Veteran struggles to overcome kidney failure from Agent Orange
J. LYNN TEEPLE
For The Pocono Record
April 12, 2007
As bleak as complete kidney failure once was, advances in medicine have improved its diagnosis and treatment. Individuals can lead reasonably normal lives through dialysis and transplantation.
Garry Norsworthy, who has chronic kidney disease, has been waiting for a transplant for 15 months. His blood type is O-positive.
At 56 years old, the Albrightsville resident describes himself as "retired military, 1st Lieutenant, Charlie Company 75th Rangers."
He says a lot of his support comes from fellow Rangers who network through the Internet.
Coming to terms with what happened, he explains, "I got doused many times with dioxin — would fly lights-out at night, just dump the stuff. First light we thought it was just dew on the grass, but it had a noxious odor, almost sweet." He pauses. "We were just a bunch of kids. We didn't know.

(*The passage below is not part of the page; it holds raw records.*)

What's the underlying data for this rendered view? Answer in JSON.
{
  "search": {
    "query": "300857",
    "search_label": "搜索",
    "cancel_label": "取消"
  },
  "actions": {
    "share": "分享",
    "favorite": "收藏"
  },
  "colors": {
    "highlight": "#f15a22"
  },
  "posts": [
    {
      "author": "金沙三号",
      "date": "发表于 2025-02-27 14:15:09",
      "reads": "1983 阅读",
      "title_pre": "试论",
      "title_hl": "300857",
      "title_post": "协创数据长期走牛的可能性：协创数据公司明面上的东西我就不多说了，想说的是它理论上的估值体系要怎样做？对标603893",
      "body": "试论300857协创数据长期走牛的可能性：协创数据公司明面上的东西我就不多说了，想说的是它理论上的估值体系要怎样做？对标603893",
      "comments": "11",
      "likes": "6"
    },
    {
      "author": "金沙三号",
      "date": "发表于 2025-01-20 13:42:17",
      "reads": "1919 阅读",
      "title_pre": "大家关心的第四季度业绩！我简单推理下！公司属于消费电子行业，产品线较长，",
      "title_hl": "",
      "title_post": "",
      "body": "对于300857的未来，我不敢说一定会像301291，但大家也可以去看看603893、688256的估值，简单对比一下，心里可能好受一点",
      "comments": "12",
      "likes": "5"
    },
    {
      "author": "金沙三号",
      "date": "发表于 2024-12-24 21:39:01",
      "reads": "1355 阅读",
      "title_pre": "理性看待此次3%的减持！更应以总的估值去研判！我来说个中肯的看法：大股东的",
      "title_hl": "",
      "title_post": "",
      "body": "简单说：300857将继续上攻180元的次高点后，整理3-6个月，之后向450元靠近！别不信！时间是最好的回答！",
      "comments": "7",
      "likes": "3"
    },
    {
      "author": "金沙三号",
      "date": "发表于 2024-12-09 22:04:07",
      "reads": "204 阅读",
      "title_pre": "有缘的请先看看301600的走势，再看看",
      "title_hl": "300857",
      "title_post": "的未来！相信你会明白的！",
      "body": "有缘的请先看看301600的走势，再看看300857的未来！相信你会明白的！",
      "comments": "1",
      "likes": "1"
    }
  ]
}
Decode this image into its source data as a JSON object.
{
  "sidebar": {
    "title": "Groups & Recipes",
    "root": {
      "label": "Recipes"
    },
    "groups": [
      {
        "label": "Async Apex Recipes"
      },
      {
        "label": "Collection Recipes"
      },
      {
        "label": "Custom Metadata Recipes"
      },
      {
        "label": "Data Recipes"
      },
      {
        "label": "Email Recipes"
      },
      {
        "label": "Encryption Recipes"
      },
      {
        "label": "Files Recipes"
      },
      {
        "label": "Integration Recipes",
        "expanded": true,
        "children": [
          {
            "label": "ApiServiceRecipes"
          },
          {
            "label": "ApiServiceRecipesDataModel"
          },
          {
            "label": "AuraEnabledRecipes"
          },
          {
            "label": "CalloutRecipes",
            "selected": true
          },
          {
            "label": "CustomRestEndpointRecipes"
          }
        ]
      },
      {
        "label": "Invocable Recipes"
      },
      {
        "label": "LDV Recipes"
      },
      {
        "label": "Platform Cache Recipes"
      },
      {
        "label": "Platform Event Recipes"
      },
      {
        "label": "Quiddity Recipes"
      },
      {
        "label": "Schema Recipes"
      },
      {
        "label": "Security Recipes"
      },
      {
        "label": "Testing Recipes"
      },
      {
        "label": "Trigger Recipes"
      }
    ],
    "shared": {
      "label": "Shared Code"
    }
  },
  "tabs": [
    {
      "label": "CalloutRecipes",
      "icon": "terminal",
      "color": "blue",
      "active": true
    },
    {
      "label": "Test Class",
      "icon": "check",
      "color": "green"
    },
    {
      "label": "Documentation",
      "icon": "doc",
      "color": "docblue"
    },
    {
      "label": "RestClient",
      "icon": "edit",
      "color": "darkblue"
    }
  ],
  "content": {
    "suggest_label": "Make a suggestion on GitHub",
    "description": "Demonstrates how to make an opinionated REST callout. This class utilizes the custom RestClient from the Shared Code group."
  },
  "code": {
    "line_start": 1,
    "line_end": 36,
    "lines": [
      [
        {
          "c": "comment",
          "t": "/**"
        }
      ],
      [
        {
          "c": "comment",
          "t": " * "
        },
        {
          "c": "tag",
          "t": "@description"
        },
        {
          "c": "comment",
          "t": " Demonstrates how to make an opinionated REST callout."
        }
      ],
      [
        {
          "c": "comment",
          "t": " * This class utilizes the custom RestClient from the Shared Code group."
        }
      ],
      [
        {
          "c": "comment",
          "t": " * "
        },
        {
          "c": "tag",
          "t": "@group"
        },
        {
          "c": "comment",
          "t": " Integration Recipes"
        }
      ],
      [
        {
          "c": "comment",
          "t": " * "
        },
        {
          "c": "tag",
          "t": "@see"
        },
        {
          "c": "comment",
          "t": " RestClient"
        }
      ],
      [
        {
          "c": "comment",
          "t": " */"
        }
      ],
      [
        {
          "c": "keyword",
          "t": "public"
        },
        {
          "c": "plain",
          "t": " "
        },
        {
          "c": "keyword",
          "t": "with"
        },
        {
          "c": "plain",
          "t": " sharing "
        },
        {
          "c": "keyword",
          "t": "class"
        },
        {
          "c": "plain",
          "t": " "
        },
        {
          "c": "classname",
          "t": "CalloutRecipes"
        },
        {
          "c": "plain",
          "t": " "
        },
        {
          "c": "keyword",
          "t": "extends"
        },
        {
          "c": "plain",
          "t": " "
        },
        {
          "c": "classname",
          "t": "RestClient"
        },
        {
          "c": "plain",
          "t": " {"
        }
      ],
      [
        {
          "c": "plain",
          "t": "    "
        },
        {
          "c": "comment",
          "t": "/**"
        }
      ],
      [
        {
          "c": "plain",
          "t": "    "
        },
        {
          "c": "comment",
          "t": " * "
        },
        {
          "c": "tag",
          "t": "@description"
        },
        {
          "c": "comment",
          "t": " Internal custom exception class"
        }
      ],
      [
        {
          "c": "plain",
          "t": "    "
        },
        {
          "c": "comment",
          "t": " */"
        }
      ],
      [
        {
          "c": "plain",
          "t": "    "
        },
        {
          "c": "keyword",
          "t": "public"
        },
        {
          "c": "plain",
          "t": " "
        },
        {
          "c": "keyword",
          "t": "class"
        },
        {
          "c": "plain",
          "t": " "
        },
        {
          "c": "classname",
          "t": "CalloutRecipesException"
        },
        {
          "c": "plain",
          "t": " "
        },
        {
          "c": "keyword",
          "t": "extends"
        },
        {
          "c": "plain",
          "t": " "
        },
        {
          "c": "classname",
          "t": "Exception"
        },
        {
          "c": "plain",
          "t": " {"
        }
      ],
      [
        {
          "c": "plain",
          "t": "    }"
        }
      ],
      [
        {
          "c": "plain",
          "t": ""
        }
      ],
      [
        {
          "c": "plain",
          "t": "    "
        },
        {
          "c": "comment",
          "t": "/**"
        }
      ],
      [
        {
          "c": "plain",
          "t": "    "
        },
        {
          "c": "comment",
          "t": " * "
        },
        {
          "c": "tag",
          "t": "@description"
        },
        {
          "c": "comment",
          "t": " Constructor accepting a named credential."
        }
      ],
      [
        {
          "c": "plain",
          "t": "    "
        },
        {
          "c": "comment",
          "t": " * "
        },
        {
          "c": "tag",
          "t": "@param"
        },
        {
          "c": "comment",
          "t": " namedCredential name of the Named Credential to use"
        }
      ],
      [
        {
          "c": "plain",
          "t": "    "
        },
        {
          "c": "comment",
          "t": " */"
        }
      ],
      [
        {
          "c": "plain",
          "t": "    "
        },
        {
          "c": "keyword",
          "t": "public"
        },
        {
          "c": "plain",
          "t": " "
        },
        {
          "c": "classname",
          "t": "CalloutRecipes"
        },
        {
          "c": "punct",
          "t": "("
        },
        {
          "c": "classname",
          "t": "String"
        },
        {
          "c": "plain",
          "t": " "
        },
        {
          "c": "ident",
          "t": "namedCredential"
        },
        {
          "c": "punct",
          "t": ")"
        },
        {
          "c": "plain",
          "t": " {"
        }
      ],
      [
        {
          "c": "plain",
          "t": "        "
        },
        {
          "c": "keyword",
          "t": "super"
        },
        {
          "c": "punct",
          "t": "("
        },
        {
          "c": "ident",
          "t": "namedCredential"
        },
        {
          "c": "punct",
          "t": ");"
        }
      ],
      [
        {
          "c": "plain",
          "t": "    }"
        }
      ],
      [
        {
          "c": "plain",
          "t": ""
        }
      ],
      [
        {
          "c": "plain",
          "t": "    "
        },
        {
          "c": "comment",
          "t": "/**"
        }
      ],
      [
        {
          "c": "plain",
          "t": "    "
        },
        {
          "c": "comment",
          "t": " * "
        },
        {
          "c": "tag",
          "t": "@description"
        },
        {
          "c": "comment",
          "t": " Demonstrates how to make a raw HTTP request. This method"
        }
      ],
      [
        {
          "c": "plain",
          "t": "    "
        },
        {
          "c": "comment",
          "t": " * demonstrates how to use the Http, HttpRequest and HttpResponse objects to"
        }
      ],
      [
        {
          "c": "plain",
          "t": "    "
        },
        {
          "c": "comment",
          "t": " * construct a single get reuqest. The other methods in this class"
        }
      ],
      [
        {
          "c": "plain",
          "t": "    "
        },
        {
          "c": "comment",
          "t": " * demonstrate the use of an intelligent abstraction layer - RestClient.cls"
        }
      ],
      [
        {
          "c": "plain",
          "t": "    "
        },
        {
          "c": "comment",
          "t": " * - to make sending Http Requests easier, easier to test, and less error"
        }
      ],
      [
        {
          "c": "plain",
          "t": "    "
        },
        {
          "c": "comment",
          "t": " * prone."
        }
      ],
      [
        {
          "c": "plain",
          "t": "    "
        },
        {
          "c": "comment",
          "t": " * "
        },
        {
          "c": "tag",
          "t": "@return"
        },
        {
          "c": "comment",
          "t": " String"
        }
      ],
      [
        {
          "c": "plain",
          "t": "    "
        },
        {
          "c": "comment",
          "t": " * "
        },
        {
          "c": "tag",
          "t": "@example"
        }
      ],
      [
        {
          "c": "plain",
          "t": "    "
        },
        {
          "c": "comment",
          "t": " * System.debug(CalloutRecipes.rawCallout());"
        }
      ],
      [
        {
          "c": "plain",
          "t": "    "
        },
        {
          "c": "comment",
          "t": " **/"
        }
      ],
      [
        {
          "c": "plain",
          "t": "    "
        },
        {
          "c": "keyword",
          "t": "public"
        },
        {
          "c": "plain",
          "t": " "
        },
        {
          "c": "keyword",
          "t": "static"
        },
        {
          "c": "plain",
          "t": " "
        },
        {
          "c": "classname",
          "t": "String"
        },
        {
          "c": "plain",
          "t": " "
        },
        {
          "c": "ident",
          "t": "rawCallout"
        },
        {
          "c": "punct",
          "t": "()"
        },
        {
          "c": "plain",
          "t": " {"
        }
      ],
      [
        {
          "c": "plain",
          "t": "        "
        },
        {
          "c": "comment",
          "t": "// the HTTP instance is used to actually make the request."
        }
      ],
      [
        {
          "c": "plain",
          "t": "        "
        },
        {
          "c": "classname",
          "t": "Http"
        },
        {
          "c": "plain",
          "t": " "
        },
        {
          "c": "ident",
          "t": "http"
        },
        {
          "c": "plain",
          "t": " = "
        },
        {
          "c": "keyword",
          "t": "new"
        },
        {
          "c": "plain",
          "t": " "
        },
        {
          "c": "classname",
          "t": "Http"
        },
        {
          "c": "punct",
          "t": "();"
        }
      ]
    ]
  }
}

"What the dioxin does is it gravitates to the liver, stays for years and years, and then starts causing problems," he says.
The progression went from bad to worse: high blood pressure and diabetes, body chemicals out of balance, kidneys that could not adequately remove water and wastes.
"In time it fried my kidneys," he says.
While awaiting a biopsy to determine if Agent Orange has affected his liver, he resigns himself that "a kidney goes to the person who can take best care of it."
Finding a suitable donor involves DNA compatibility. First, tissue from a donor and a recipient are combined to test for a reaction. If there isn't any, "it's then broken down to fit within six criteria called antigens," says Karen Steigerwalt of Palmerton Dialysis. "We get 50 percent from each of our parents, but unbelievably there are times when people who are unrelated have all six antigens."
Norsworthy is upbeat and hopeful when he says, "I am an excellent candidate. I get blue ribbons at my exams."
He spends three days a week on dialysis. He now has a portable home dialysis unit which will allows him to remove poisons and byproducts from his system on a daily basis.
The machine weighs 75 pounds, so it's not portable in the sense of carrying it around, but Norsworthy isn't discouraged. He has plans to visit some friends over the summer.
He summarizes with a meaningful anecdote. "I was asked to endorse a book, 'Of Their Own Accord' by Gary Dolan; the publisher liked it so much he printed my commentary on the front cover."
That proud moment led to a more amazing event.
Norsworthy hadn't seen or heard from his "blood-kin brother" for more than 30 years. "One day in Fort Lauderdale, Fla., or as he says, 'Fort La-di-da,' my brother sees my name on this book, and goes to the computer to see if he can find me."
He calls the publisher's secretary and says, "I know Garry, I'm his brother."
It turned out they didn't share compatible tissue, but at least they were reunited.